Geena Davis et son institut de recherches ont mis en avant les discriminations dont les femmes sont victimes à Hollywood. Elle produit un documentaire pour présenter le résultat de ses recherches avec de nombreux témoignages…
Movie Challenge 2020 : un film féministe
Il était évident que j’allais voir ce film, moi qui vois peu de documentaires en général (le dernier en date vu en salles, c’était RBG l’an dernier, au moins j’ai une certaine cohérence dans le choix des thèmes), car son sujet est complètement dans le champ de mes propres réflexions et engagements.
Le film part d’un constat, celui de l’influence des médias et en particulier du cinéma et de la télévision dans la construction des identités individuelles des spectateurs/trices depuis l’enfance. Comme il est dit très justement, ces arts de l’image animé sont si puissants que ce que nous voyons représenté peut influer sur qui nous sommes, et collectivement, sur la société que nous formons.
Or que voyons-nous à l’écran ? Des œuvres créées par et pour les hommes, en majorité (et, même si le sujet premier du film reste la place des femmes, Tom Donahue et ses intervenant(e)s ne se privent pas de remarquer que ce sont essentiellement des hommes blancs hétérosexuels).
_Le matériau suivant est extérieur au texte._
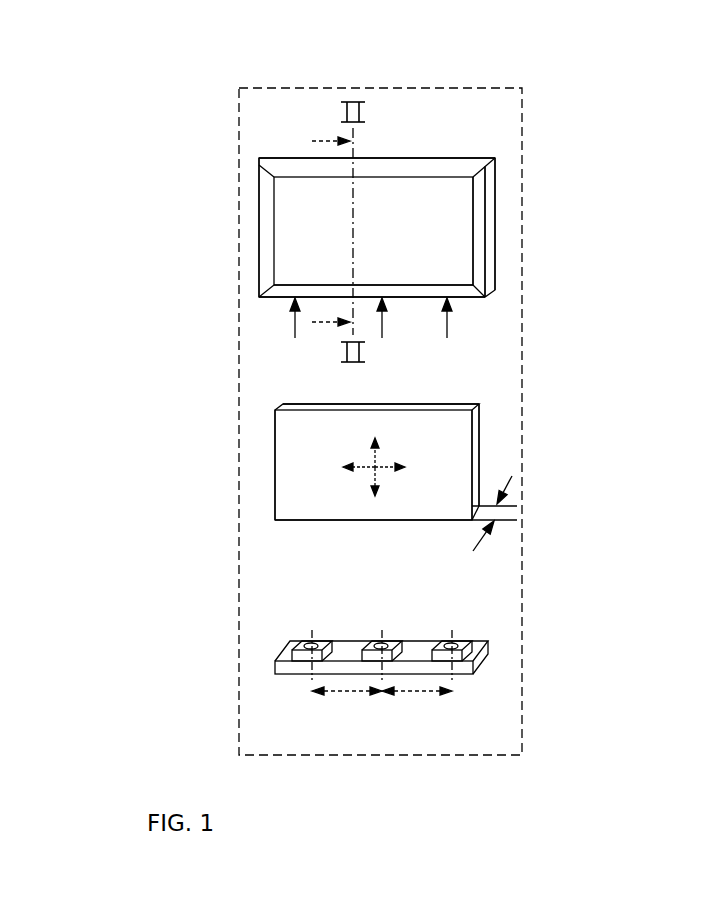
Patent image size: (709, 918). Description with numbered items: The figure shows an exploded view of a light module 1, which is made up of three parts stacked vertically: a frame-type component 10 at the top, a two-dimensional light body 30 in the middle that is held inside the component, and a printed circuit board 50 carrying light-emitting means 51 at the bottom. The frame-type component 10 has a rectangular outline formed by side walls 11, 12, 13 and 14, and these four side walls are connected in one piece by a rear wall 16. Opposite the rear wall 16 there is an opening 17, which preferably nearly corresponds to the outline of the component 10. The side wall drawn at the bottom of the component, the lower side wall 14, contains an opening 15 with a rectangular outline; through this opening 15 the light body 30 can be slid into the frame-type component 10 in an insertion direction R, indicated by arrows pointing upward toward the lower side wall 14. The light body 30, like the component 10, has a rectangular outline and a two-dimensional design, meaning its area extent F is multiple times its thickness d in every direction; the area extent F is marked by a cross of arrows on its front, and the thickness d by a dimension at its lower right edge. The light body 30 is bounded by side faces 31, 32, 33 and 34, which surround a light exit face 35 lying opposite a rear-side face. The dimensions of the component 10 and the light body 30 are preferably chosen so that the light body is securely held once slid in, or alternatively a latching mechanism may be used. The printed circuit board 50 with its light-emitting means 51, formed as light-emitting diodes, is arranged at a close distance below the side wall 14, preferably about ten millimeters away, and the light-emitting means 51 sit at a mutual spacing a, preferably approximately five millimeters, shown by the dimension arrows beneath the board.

The light module 1 is at (533, 127).
The frame-type component 10 is at (383, 206).
The side wall 11 is at (383, 166).
The side wall 12 is at (488, 198).
The side wall 13 is at (260, 232).
The lower side wall 14 is at (410, 298).
The opening 15 is at (473, 318).
The rear wall 16 is at (293, 193).
The opening 17 is at (430, 231).
The two-dimensional light body 30 is at (383, 458).
The side face 31 is at (466, 409).
The side face 32 is at (477, 474).
The side face 33 is at (275, 454).
The side face 34 is at (357, 521).
The light exit face 35 is at (333, 478).
The printed circuit board 50 is at (382, 683).
The light-emitting means 51 is at (297, 647).
The insertion direction R is at (294, 324).
The area extent F is at (375, 477).
The thickness d is at (496, 514).
The mutual spacing a is at (415, 693).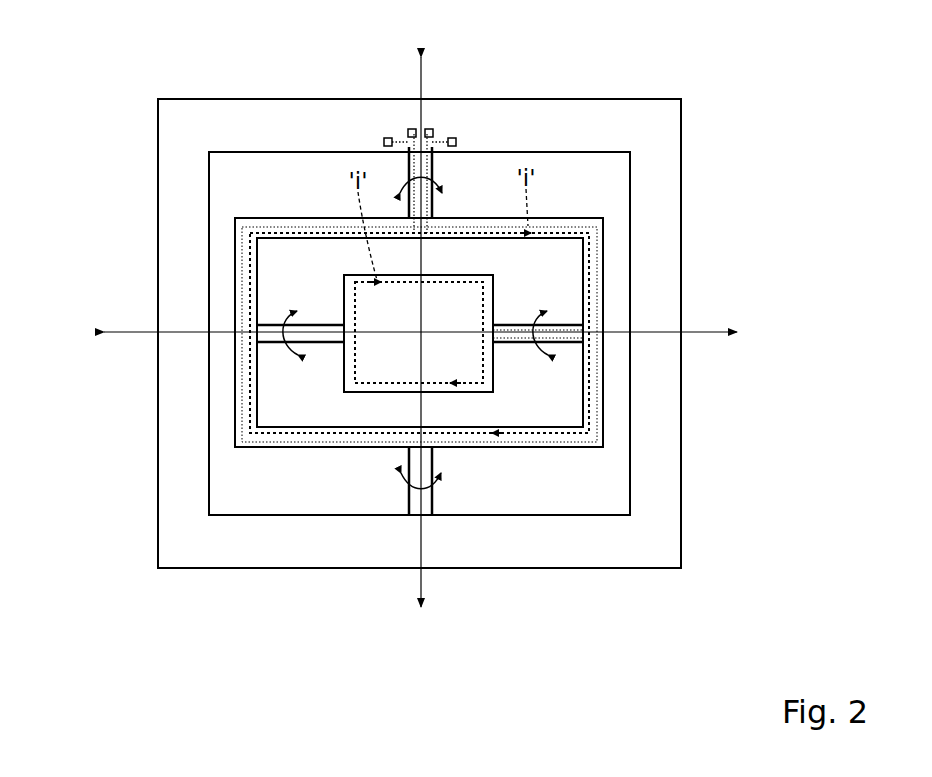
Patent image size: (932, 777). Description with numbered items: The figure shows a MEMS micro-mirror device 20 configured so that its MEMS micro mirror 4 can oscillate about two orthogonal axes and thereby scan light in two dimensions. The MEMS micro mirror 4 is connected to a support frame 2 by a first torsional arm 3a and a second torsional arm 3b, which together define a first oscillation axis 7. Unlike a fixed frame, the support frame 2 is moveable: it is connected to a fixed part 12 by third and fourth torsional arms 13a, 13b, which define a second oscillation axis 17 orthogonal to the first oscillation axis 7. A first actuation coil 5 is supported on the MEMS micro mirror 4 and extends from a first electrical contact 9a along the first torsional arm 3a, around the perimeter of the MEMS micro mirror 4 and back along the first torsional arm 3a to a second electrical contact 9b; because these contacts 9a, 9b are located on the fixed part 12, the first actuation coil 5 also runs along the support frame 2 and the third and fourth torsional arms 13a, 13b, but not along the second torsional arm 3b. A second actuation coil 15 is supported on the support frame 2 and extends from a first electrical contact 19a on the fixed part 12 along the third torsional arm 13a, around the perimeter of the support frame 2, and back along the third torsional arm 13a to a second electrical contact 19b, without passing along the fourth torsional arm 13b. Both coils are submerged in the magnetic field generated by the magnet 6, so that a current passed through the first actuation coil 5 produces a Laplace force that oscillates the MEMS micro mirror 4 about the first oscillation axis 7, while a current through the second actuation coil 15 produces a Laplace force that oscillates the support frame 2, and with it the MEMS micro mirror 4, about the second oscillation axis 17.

C’est un constat que n’importe quel(le) spectateur/trice peut pressentir mais qui est ici appuyé sur des chiffres précis, que l’on doit en grande partie au travail de Geena Davis qui a créé un institut de recherches sur le genre au cinéma, ainsi qu’à Maria Giese et bien d’autres.
Le film réussit à rester rythmé en alternant des témoignages face caméra, des plans montrant les intervenant(e)s dans leur quotidien, des chiffres et citations en blanc sur noir, de courtes scènes de films et séries, et également quelques éléments particulièrement réussis tels que des cases de bande dessinée qui s’animent sous nos yeux, et deux ou trois autres originalités de réalisation que j’ai bien appréciées car elles dynamisent l’ensemble.
Sur le fond, le rappel historique est attendu mais nécessaire : il ne faut pas oublier qu’aux débuts du cinéma la place des femmes était majeure voire majoritaire. Le film explique avec clarté que c’est l’avènement du cinéma parlant et l’arrivée d’investisseurs qui ont réduit la part des studios indépendants (dont beaucoup appartenaient à et employaient des femmes) et consciencieusement constitué une sorte de boys’ club qui a perduré jusqu’à aujourd’hui.
De très nombreuses professionnelles du secteur viennent apporter leur témoignage, et quelques hommes également. L’exemple de la chaîne FX est particulièrement inspirant parce qu’il nous enseigne deux leçons : un homme de pouvoir peut trouver le courage de révolutionner ses pratiques et d’imposer à ses collaborateurs/trices plus de diversité (pas seulement de genre), et choisir de devenir un allié. Et ce faisant, il ne va pas forcément connaître un échec ni une perte de qualité de ses productions, bien au contraire, car les nouveaux shows menés par des équipes féminines ou mixtes, et empreintes de mixité ethnique également, ont connu de grands succès, de même que Wonder Woman, premier film de super-héro(ïne)s réalisé par une femme.
Très instructif et pas du tout rébarbatif, le documentaire Tout peut changer est vraiment capital, pour l’industrie hollywoodienne elle-même, mais aussi l’industrie française qui n’est pas exempte de ce problème. Tout(e) cinéphile ou amateur/trice de séries devrait lui consacrer 1h36 de son temps, car le film nous interroge également sur notre responsabilité et nos pratiques de spectateurs/trices (même si j’aurais aimé voir cet aspect un peu plus développé).